In August 2016, Mike is seen visiting Amy and is furious when Amy and her fiancée Ryan Knight (Duncan James) decide to move to Hollyoaks village so that Leah and Lucas can be closer to Ste. In March 2017, Mike attends Ryan and Amy's wedding and argues with Ste over Amy's decision to move to America with Ryan, Leah and Lucas and tells him to leave.

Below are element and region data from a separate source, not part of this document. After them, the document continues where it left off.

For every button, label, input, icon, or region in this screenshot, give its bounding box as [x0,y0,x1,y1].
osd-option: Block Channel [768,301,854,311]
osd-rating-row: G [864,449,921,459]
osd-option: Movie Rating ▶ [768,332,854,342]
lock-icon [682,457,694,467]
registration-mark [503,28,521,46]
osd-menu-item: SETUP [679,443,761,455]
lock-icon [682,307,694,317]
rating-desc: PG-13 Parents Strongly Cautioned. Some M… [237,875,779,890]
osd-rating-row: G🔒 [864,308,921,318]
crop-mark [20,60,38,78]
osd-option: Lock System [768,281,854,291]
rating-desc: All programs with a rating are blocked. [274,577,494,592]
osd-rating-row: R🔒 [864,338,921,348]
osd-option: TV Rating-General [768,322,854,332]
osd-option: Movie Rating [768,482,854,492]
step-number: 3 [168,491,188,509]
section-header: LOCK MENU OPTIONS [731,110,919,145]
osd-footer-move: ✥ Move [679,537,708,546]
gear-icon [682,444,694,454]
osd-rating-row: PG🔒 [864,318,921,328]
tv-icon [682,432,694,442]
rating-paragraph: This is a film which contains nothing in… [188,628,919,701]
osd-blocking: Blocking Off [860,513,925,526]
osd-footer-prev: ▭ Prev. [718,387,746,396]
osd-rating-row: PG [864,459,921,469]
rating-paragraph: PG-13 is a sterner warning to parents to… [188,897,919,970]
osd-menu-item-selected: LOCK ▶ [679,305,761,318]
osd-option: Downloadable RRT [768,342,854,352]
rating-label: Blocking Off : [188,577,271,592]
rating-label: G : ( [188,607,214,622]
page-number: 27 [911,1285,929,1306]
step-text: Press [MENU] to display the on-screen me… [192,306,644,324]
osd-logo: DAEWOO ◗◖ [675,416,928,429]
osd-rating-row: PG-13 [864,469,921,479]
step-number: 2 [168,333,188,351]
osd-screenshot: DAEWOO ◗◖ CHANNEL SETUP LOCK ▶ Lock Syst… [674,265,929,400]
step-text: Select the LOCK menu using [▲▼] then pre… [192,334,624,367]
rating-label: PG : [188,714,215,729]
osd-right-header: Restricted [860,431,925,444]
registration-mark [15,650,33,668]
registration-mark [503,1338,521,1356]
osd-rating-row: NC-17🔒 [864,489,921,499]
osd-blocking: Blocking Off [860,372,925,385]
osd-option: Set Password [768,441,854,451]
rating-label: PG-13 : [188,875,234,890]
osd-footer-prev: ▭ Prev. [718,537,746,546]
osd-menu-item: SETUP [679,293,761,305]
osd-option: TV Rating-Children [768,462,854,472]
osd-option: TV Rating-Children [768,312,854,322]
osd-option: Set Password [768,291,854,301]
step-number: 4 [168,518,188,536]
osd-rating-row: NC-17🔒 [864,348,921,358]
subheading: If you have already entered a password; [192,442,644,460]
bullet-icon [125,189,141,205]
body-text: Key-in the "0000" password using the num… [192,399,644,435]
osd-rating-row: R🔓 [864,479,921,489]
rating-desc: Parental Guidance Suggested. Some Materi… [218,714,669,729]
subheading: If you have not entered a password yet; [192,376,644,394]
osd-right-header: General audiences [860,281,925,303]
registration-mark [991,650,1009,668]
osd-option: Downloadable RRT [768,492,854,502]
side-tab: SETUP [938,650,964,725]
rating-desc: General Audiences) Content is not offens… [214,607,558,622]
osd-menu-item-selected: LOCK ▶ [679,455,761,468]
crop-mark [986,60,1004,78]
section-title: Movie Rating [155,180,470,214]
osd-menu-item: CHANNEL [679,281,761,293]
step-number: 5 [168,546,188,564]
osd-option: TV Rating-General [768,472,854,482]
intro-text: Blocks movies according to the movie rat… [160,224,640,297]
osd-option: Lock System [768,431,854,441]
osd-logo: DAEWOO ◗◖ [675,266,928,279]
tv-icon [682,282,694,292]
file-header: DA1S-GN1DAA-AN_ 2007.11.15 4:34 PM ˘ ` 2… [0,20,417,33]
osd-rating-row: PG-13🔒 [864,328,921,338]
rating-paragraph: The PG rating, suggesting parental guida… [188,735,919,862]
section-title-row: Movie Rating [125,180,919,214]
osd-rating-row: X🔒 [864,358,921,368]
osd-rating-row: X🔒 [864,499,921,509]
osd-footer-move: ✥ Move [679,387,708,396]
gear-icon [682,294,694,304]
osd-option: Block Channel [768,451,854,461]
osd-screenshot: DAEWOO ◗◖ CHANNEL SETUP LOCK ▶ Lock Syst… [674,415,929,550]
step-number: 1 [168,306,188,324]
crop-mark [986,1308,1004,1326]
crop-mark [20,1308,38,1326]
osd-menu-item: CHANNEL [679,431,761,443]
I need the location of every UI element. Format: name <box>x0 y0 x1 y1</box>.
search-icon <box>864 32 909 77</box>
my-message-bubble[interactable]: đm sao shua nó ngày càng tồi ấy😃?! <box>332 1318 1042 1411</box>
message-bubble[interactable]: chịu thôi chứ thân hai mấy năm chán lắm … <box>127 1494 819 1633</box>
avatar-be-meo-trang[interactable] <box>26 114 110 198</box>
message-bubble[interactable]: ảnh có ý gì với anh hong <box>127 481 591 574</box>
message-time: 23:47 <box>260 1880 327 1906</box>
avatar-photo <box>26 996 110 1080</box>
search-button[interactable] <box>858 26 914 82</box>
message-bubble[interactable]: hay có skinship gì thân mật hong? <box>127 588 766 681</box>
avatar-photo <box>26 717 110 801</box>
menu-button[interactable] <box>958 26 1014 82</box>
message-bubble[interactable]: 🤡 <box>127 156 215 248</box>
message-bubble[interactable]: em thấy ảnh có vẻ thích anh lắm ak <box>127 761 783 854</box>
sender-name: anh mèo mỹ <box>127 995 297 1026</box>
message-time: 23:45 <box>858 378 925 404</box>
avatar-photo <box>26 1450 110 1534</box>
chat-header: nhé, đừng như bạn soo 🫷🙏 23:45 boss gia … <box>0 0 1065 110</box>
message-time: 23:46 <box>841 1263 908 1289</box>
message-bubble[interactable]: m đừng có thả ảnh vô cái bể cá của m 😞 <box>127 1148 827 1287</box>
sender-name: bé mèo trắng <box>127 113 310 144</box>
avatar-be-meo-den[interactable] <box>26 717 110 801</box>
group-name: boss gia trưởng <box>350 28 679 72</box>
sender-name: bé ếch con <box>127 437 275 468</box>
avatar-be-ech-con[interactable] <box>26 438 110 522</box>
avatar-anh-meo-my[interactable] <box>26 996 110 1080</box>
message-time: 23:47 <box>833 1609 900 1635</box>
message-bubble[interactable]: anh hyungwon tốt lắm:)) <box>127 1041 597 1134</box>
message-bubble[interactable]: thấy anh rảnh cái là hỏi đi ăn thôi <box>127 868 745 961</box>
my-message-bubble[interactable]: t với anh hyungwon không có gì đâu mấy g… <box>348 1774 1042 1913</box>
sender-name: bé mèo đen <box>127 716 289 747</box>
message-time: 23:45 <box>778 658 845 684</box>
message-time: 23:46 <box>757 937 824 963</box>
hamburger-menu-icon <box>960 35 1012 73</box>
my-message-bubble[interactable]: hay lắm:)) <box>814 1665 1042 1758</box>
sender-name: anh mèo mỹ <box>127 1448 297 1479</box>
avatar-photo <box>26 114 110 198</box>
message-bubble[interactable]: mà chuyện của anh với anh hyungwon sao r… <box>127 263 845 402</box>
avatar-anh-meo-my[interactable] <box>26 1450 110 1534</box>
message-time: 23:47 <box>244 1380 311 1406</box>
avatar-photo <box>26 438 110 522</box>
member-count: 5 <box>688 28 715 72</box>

That evening, Mike and Ryan return home and find Amy's corpse in her flat after she was murdered by an unknown assailant, devastating Mike. He returns in September for Ste's trial of Amy's murder. After the trial, Ste is found not guilty, Mike's ex-wife Kathy Barnes is furious and she takes a handgun and shoots Ste. Mike grabs Kathy before police arrive and arrest her and take her to the police station. In May 2018, Ste calls Mike and explains to him what happened to Lucas and Leah, and he is upset when he finds out that Ryan killed Amy. He tells him Ryan had drowned in the river and has died.

==Reception==
When Mike's relationship with Zoe began, there was some controversy over the storyline, due to the age gap between the pair. However, Hirst stated: "I think the controversy has subsided somewhat. It's not an illicit affair, it's known about now. It was shocking to some people at the beginning but it wasn't by any means illegal. There were some complications but they are both grown-ups!" Kris Green of Digital Spy called it one of the best stunts he had seen, noting that Mike's reaction to Sarah's death was particularly affecting and branding the episode "amazing."